As they drew nearer, Earle, quite unconscious that Doris had ever seen the stranger before, made some remark about him.
"He has a handsome face," said Earle, "but it is not a face I like; it is not good."
"Good!" repeated Doris; "that is like you and Mattie. Earle, you think every one must be good."
"So they must," replied Earle.
Then they were both silent, for the stranger was just passing by. He looked at Doris, but he did not bow or speak to her; only from his eyes to hers there passed a strange gleam of intelligence.

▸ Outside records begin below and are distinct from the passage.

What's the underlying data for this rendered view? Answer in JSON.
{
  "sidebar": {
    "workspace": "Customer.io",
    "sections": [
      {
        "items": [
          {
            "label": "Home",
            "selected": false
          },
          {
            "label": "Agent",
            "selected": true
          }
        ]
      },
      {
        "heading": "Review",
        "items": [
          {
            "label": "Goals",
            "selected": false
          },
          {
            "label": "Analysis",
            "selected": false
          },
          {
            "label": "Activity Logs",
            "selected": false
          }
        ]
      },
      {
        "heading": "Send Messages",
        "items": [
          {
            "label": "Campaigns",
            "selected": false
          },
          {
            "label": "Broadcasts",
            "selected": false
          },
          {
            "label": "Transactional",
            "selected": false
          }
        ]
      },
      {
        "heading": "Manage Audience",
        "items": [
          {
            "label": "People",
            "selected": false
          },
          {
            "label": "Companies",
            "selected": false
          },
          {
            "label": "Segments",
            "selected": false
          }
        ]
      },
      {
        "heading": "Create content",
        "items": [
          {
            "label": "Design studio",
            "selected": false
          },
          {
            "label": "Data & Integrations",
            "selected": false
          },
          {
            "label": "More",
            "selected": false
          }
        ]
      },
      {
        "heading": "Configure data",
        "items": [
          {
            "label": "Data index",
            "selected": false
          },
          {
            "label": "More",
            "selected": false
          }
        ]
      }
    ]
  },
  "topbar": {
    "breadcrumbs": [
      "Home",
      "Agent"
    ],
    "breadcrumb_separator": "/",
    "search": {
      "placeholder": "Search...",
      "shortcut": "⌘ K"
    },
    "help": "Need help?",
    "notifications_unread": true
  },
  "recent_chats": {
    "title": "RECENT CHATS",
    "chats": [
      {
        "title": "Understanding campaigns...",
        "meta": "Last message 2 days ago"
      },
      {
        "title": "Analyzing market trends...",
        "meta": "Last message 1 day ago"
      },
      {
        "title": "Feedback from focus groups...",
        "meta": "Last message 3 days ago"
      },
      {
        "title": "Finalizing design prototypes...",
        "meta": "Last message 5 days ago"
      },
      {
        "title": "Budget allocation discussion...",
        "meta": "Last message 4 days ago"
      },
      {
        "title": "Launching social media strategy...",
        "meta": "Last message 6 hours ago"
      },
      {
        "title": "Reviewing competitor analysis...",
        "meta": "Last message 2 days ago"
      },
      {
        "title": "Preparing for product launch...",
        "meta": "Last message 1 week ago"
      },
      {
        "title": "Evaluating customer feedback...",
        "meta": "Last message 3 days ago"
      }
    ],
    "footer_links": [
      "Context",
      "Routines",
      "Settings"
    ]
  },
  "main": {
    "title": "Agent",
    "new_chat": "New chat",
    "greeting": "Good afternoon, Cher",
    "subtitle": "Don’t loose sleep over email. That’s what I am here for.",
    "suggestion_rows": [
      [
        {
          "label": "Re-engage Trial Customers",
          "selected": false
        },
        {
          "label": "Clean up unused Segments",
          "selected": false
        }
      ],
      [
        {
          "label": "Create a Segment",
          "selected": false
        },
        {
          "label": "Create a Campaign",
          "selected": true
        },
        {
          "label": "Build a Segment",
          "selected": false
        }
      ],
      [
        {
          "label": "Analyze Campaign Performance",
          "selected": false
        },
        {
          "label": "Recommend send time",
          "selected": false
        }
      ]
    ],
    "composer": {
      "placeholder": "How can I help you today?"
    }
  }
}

He did not think it wise to make any sign of recognition before the young escort who looked at him with such keen, questioning eyes.
"He would only begin to ask half a hundred questions about me, which she would find it difficult to answer," he thought; so he passed on in silence, and for a few minutes Doris was beside herself with vexation.
"It is all because this tiresome Earle is with me," she thought. "If I had been alone he would have stopped and have talked to me. How can I tell what he would have said? Perhaps he would have asked me to marry him – perhaps he is going away, and he wanted to bid me good-bye. Oh, if I could but see him alone!"
She looked again at Earle, and it seemed to her that in comparison with this other young man he was so inferior, she felt a sudden sense of impatience that made her unjust to him.